PostNapisane: 22 stycznia 2019, o 19:45
przez Ancymonek
Ja nadal nie wiem czy się za dwójkę brać. Jestem trochę ciekawa co się tam zdarzy. Może kiedyś, bo póki co nie mam ochoty na "takie" książki.

Kawo, tym zakończeniem w moim stylu mnie trochę kusisz :evillaugh:

Edit: moim zdaniem autorka miała dobry pomysł na książkę i jak na takie erotyczne klimaty stworzyła bardzo realnych i ciekawych bohaterów. Ale myślę, że ten cały pomysł Adama, a potem rezygnacja wyszła trochę sztucznie i na zasadzie "żeby była część druga".

PostNapisane: 22 stycznia 2019, o 21:12
przez Księżycowa Kawa
Akurat z tym się nie zgadzam – nie brzmiało dla mnie to naciąganie. U Reiss często z pozoru proste problemy okazują się skomplikowane, miewają drugie dno.

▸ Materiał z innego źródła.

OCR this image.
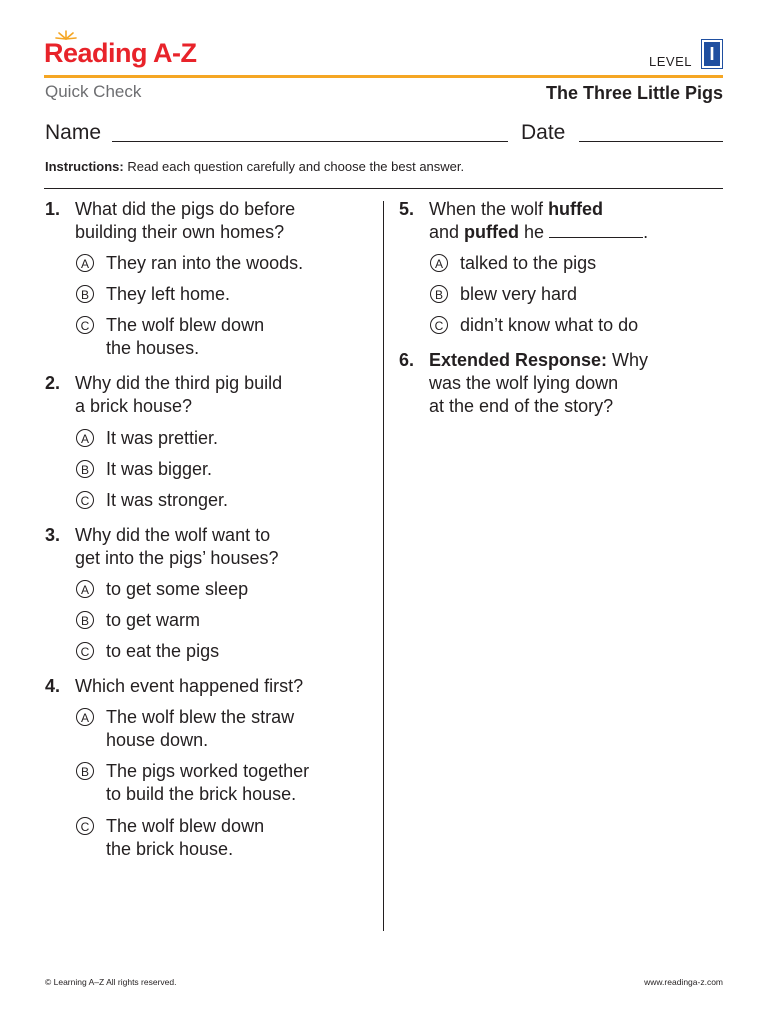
Reading A-Z	LEVEL I
Quick Check	The Three Little Pigs
Name	Date
Instructions: Read each question carefully and choose the best answer.
1. What did the pigs do before
building their own homes?
A They ran into the woods.
B They left home.
C The wolf blew down
the houses.
2. Why did the third pig build
a brick house?
A It was prettier.
B It was bigger.
C It was stronger.
3. Why did the wolf want to
get into the pigs’ houses?
A to get some sleep
B to get warm
C to eat the pigs
4. Which event happened first?
A The wolf blew the straw
house down.
B The pigs worked together
to build the brick house.
C The wolf blew down
the brick house.
5. When the wolf huffed
and puffed he	.
A talked to the pigs
B blew very hard
C didn’t know what to do
6. Extended Response: Why
was the wolf lying down
at the end of the story?
© Learning A–Z All rights reserved.	www.readinga-z.com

PostNapisane: 24 stycznia 2019, o 22:09
przez Ancymonek
Przeczytałam tą drugą część (chociaż przyznaję się, że głównie skupiłam sie na dialogach i ciutke pomijałam rozkminek bohaterów) i muszę przyznać, że ta część chyba mi się bardziej podobała :D

Więcej akcji było, nie nudziłam się, sceny erotyczne były ostre ale mimo wszystko nie były przesadzone.
I zakończenie zdecydowanie w moim guście :evillaugh:

Kawo, masz rację, może trochę przesadziłam z tym, że było to naciągane, niemniej autorka pozytywnie mnie zaskoczyła w tej drugiej części. Wszystko się bardziej kupy trzymało :P

PostNapisane: 24 stycznia 2019, o 23:02
przez Księżycowa Kawa
Po prostu mnie ta argumentacja przekonuje. Bohaterzy Reiss zdecydowanie nie są idealni, mają swoje wątpliwości i nie zawsze potrafią się odnaleźć w sytuacji, a mimo to wszystko trzyma się kupy, stanowiąc całość. Coś takiego trafia do mnie.